Andrew Hyatt rueda una película para paladares contemplativos, para gente que desea hacer un alto e ir más allá de lo que ve. Bellamente fotografiada, su compás es lento. Expresa, sobre todo, dilemas y sufrimientos, temores y ansiedades: Aquila y Priscila enfrentados sobre el destino de su casa; Lucas, impotente ante el dolor de sus hermanos; y, por supuesto, el dolor del propio Pablo, cuyo aguijón (la contradicción de su vida de perseguidor y perseguido) se le clava con más fuerza en el alma.

Los cercos visuales son angostos y nos invitan a escuchar los diálogos entre Pablo y Lucas, a interiorizar una experiencia que refleja el sentido de la vida pero también el peso de la amenaza. Tanto sufrimiento, ¿tendrá sentido? ¿Merecerá la pena arriesgar la tranquilidad del presente y la seguridad del futuro? No son las preguntas de ayer. Son las preguntas de siempre, las que merece la pena hacerse cuando el compromiso social, político o, simplemente humano, cerca nuestra vida y nos exige dar respuestas.

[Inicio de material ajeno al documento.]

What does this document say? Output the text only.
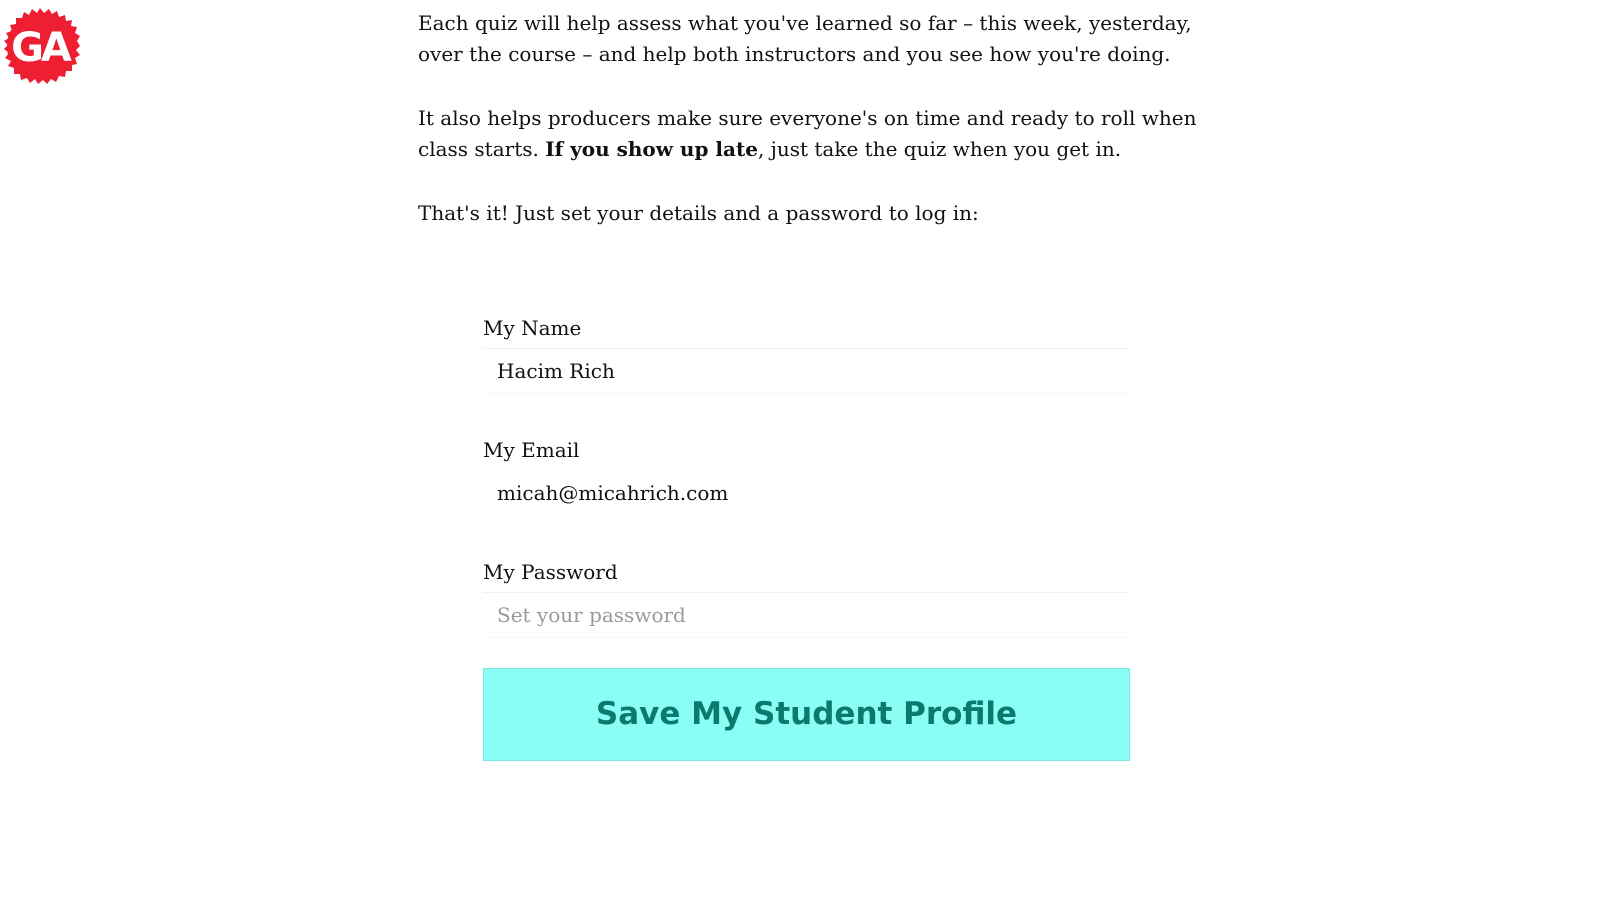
GA

Each quiz will help assess what you've learned so far – this week, yesterday, over the course – and help both instructors and you see how you're doing.

It also helps producers make sure everyone's on time and ready to roll when class starts. If you show up late, just take the quiz when you get in.

That's it! Just set your details and a password to log in:

My Name
Hacim Rich
My Email
micah@micahrich.com
My Password
Save My Student Profile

Lo cierto es que se ama por experiencia o por nostalgia. La nostalgia del Maestro era tan fuerte, tan viva, provocadora que, aún sin su presencia, era imperioso dar la vida. Es una buena lección en tiempos de lealtades líquidas, dominados como estamos por la fuerza del dinero, del prestigio o del poder. Tiempo idóneo para alimentar la añoranza del Maestro y volver, más allá de coyunturas, a las certezas primeras sobre la dignidad del hombre y su infinito valor. ¿El poder de Ortega, Maduro o Guacho valdrá la vida de un hombre?
 

 

Autor: Julio Parrilla, obispo de Riobamba y miembro de Adsis.